China has joined the global rush to generative artificial intelligence, boasting close to 80 AI models from firms like Baidu and Alibaba and startups attracting almost $14 billion of funding over the last six months.
But unlike in the West, where OpenAI’s ChatGPT has attracted more than 100 million monthly users whose inputs help it to learn from to constantly refine and improve its product, no Chinese AI chatbots have been made available to the general public.
It speaks to the new reality in China’s technology sector and the effectiveness of Beijing’s years-long regulatory crackdown, culminating with large fines against Ant Group and Tencent last week.

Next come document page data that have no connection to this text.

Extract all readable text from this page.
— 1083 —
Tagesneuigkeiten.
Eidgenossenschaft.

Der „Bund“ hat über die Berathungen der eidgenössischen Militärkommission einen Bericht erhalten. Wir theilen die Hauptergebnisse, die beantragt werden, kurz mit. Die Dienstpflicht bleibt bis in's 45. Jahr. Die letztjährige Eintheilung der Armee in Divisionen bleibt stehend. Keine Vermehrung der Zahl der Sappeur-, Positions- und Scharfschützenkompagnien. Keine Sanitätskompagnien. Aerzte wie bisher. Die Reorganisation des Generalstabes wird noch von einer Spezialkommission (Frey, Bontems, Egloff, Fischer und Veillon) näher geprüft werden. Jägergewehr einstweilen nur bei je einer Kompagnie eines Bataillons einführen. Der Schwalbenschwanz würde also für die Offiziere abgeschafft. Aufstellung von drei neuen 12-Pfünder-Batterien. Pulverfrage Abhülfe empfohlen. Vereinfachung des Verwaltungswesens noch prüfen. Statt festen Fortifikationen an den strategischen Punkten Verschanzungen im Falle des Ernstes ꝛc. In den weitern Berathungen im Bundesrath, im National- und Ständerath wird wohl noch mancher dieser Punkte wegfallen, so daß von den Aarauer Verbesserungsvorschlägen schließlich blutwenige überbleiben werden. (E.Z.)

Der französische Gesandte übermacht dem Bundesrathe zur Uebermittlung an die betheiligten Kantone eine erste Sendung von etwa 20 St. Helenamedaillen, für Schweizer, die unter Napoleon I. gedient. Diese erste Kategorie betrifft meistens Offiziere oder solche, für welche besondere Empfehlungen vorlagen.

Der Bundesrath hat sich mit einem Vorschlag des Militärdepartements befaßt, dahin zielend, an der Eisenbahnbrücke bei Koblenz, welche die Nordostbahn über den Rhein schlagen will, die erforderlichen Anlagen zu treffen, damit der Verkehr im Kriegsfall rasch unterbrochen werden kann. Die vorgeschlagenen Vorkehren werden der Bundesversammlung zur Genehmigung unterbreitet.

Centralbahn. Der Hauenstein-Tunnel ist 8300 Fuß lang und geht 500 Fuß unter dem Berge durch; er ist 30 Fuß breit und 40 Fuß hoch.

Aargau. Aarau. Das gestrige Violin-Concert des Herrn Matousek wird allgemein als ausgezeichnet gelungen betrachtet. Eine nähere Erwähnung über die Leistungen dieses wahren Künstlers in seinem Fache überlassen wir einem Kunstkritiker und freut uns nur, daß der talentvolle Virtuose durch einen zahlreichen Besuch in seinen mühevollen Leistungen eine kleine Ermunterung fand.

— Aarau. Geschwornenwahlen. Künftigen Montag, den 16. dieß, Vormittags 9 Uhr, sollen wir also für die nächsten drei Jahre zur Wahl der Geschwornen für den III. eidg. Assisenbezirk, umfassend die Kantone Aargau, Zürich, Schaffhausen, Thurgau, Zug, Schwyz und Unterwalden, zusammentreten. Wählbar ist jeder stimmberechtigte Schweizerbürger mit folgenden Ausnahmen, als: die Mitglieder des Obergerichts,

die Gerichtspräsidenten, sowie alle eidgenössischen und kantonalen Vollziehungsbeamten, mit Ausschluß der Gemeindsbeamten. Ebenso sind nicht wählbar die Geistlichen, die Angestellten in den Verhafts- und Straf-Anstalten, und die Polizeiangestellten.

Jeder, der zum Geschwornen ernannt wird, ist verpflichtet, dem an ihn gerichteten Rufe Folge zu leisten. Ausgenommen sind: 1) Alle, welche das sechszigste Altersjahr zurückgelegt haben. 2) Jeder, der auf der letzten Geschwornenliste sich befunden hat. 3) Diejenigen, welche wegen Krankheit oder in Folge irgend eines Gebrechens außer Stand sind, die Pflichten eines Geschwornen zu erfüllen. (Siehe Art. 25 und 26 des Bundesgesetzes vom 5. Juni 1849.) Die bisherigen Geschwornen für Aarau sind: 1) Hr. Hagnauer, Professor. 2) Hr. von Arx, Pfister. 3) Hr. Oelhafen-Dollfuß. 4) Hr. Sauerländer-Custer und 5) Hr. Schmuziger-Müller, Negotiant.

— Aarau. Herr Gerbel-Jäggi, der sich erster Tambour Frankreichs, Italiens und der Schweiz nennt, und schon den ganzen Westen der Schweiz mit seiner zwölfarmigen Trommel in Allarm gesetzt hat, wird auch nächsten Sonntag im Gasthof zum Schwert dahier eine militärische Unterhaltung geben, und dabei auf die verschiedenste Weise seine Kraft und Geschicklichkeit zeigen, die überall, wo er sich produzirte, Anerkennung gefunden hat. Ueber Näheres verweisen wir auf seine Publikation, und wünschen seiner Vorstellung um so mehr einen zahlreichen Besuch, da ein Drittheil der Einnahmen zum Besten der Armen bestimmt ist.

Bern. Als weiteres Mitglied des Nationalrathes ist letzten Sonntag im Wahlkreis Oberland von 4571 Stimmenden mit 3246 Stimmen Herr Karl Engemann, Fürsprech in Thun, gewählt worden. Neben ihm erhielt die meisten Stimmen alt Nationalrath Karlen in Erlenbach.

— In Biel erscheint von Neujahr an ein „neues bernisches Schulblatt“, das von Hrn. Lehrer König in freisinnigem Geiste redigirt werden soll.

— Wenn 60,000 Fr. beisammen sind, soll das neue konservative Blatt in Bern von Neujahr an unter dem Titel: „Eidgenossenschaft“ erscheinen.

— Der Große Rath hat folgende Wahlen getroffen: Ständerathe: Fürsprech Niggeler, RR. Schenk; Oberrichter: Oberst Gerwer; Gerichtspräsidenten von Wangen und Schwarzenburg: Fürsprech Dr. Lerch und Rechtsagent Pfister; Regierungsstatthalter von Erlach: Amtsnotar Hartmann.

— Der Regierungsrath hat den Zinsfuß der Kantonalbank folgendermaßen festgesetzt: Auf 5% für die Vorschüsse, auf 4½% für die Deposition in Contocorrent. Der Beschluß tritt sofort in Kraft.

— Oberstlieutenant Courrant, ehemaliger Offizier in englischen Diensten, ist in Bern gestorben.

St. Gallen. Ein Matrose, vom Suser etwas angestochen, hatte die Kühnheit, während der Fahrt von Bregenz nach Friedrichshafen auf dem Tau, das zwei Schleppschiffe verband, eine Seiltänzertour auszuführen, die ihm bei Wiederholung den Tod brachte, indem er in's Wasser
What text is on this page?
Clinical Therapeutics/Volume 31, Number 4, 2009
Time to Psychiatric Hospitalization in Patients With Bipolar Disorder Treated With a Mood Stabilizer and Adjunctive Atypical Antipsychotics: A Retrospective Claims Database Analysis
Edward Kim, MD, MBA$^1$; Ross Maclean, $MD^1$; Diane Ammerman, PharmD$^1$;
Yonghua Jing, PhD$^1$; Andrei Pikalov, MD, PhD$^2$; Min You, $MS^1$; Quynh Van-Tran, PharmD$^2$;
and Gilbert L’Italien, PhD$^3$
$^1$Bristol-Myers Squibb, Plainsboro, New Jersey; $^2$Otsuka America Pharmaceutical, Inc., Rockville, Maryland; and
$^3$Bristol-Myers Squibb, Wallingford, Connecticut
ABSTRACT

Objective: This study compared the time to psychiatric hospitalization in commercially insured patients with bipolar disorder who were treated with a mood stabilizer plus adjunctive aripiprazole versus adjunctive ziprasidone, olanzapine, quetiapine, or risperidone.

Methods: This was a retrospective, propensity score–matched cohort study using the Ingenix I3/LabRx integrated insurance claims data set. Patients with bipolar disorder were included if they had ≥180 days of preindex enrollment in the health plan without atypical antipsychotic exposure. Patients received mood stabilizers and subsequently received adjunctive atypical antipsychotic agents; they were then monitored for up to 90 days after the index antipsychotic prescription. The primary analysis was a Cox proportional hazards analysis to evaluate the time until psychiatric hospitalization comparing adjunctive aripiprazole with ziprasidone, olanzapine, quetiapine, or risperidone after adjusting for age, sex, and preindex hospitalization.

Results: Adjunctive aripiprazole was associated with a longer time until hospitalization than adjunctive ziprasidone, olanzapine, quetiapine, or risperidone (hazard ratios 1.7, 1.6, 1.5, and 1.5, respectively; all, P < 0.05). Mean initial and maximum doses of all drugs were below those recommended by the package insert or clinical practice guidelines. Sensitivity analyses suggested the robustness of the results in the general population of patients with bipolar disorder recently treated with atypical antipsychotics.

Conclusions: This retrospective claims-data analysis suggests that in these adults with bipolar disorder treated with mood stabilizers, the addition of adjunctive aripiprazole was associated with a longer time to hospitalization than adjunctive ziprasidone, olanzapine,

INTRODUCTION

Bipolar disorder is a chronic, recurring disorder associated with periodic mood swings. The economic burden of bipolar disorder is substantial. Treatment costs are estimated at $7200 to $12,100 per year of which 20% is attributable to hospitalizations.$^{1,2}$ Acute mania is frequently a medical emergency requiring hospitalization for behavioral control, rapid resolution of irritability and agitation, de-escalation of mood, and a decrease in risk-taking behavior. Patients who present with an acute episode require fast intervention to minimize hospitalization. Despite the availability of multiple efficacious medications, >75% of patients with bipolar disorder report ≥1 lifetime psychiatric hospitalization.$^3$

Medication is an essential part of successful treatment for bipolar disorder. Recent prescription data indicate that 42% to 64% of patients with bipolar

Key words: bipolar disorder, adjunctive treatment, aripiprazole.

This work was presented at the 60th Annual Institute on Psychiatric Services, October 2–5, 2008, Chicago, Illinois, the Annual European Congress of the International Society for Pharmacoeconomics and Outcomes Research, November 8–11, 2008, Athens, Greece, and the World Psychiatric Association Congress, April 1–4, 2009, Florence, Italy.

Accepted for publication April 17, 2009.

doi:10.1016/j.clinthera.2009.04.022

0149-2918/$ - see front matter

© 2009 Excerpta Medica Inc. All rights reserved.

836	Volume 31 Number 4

Once known for a cutthroat, “race to market” spirit particularly in the consumer internet sector, companies are slowing down to toe the line and take their cues from Beijing.
The previously free-wheeling industry is now seen to be largely compliant, with firms from Alibaba to Tencent (0700.HK) making over their businesses, slowing down expansion into new areas and laying off thousands of staff.
New rules Chinese firms have to comply with range from algorithm vetting to accepting security reviews of data they want to export.
But while Beijing now has a handle over what it viewed as excesses and misbehaviour that arose from the industry’s runaway growth, some experts are beginning to sound the alarm bells on the impact on future competitiveness with Western rivals, given the balance companies are having to strike.
Chinese regulators last week said most of the problems with the country’s platform companies had been rectified, moves seen as a signal the crackdown is finally over.
But Henry Gao, a law professor at Singapore Management University, said the tight regulatory environment, now stricter than other countries in many areas, was expected to persist.
“There have been so many what I call ‘preemptive regulation’ in China in recent years. They definitely stifle the innovation and slow down the ability of Chinese firms to catch up.”
Industry executives say these challenges are particularly acute in generative AI as global interest in the technology surges following the success of Microsoft-backed (MSFT.O) ChatGPT and Chinese firms race to catch up with U.S. peers.
While several highly publicised launches have been held in China, from Baidu’s Ernie Bot to SenseTime’s (0200.HK) SenseChat, all remain in beta testing and only open to selected users.
In May, Baidu CEO Robin Li said it was waiting for government approval for Ernie Bot.
“Because the formal regulatory framework has not been established, many Chinese internet companies are unable to conduct large-scale testing on their generative AI products that are either under development or already developed,” said Jialong Shi, the head of China internet equity research at Nomura.
Having more users helps ChatGPT refine its model to better account for language patterns like slang and idioms, detect errors, respond to uncommon scenarios and reduce cultural biases in responses, according to the chatbot.
A key motivation behind China’s reluctance to release AI chatbots is that Beijing fears uncensored chatbots may start influencing societal views in potentially subversive directions, said Mark Natkin, managing director of research firm Marbridge Consulting.
China in April outlined a set of draft measures for generative AI services that said firms would need to submit security assessments to authorities before launching their products.
Analysts have criticised some of the rules as particularly onerous, such as an obligation for AI service providers to verify the truth and accuracy not just of what the AI models produce but also of the material used to train them.
The measures are expected to be finalised and in place by the end of this year. The Chinese government is also preparing a dedicated AI law but has not provided details.
To be sure, China is seen to be ahead of the regulatory curve as countries globally grapple with establishing guardrails on the wildly popular technology, weighing safety and copyrights while maintaining an environment conducive for innovation.
But Heatherm Huang, co-founder of Hong Kong-based tech company Measurable AI, said he saw this putting Chinese firms at a disadvantage, as U.S. products such as Google’s Bard and Microsoft’s Bing have gone straight to market.
“It’s like putting a speed limit on a race car — it’s slowing things down,” he said. “While the U.S. is racing ahead with AI, China is hitting the brakes with more rules.”
Most of the Chinese tech companies have instead for now focused on finding applications for industrial use, a direction analysts said was in line with Beijing’s priorities and a key goal of the new regulatory framework.
Chinese President Xi Jinping has stressed he wants to see more energy put towards “hard” technologies such as semiconductors and industrial AI applications, and breakthroughs that could help China reduce reliance on Western technology.
Huawei Technologies (HWT.UL) said last week its Pangu AI model would mostly serve enterprise customers for applications like safety inspections for freight trains and weather prediction.
Baidu said last week that more than 150,000 companies have applied to test Ernie Bot since its launch in March, with over 300 testing it in areas like improving office efficiency, customer service and marketing.